All the while, as Kristal documents, labor's share of the pie has continued to shrink in the decades since 1979 -- and inequality, along with corporate profits, have surged.
"Union decline has not only increased wage disparities among workers; it has also allowed U.S. capitalists to grab a growing slice of economic gains at the expense of all of their employees," Kristal concludes. "Employers were able to do this, not because of the inexorable impact of abstract market forces or impersonal technologies, but because they have been able to deploy new technologies in ways that spurred the decline of unions and reduced the collective capacity of workers to sustain or boost their wages and benefits."
Unions, then -- and the broad right of workers to organize and bargain collectively -- remain central in both the fight against corporate control of the political process and in the fight to restore the clout of the working class.
Despite its sharp decline, organized labor continues to achieve major victories through collective bargaining and, as was the case with Verizon workers, strikes -- signs that, while they come in the midst of the decline of labor's influence, provide hope that with sustained effort, unions can regain strength and push for major reforms that will put a dent in corporate America's lead.

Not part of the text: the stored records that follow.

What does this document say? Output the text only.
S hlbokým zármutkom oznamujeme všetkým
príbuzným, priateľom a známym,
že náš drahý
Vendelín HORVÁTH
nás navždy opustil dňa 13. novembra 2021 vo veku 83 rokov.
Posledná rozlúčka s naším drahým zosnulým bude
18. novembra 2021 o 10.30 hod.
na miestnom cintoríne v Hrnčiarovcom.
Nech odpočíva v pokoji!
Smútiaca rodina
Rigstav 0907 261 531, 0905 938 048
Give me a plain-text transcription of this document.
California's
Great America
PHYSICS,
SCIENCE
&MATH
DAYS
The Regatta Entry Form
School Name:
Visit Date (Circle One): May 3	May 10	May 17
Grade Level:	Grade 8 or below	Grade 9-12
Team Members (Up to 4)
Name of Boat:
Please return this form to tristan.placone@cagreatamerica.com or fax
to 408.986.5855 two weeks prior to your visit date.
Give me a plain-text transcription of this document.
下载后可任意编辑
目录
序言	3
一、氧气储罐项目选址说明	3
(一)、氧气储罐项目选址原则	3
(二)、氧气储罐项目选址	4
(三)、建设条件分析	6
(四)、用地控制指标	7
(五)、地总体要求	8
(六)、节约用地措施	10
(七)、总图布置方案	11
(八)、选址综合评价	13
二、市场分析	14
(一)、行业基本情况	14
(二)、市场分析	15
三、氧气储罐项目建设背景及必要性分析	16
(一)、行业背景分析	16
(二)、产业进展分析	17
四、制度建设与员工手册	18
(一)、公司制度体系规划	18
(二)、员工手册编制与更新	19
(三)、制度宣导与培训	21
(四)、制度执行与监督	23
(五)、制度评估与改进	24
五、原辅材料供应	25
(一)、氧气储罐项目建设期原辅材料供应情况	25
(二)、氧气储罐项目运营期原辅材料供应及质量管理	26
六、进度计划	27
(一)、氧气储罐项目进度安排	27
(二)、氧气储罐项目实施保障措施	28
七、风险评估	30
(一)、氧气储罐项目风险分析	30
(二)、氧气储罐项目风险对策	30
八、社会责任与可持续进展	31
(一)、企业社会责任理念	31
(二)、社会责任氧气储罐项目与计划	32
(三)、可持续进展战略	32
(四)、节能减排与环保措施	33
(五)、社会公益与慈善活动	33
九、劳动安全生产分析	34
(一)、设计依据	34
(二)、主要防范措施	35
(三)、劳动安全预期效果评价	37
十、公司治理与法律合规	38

"Strikes work," writes Hamilton Nolan. "As much as workers need wages, businesses need labor even more. The free market has not raised your wages in decades. The government has not raised your wages in decades. You need to raise your own wages. Organize. Then strike."
Millions are taking Nolan's advice, and the business class has taken notice.
"We are the many, and they are the money, " said Congressman Keith Ellison. "We are going to win this fight if we stick to it."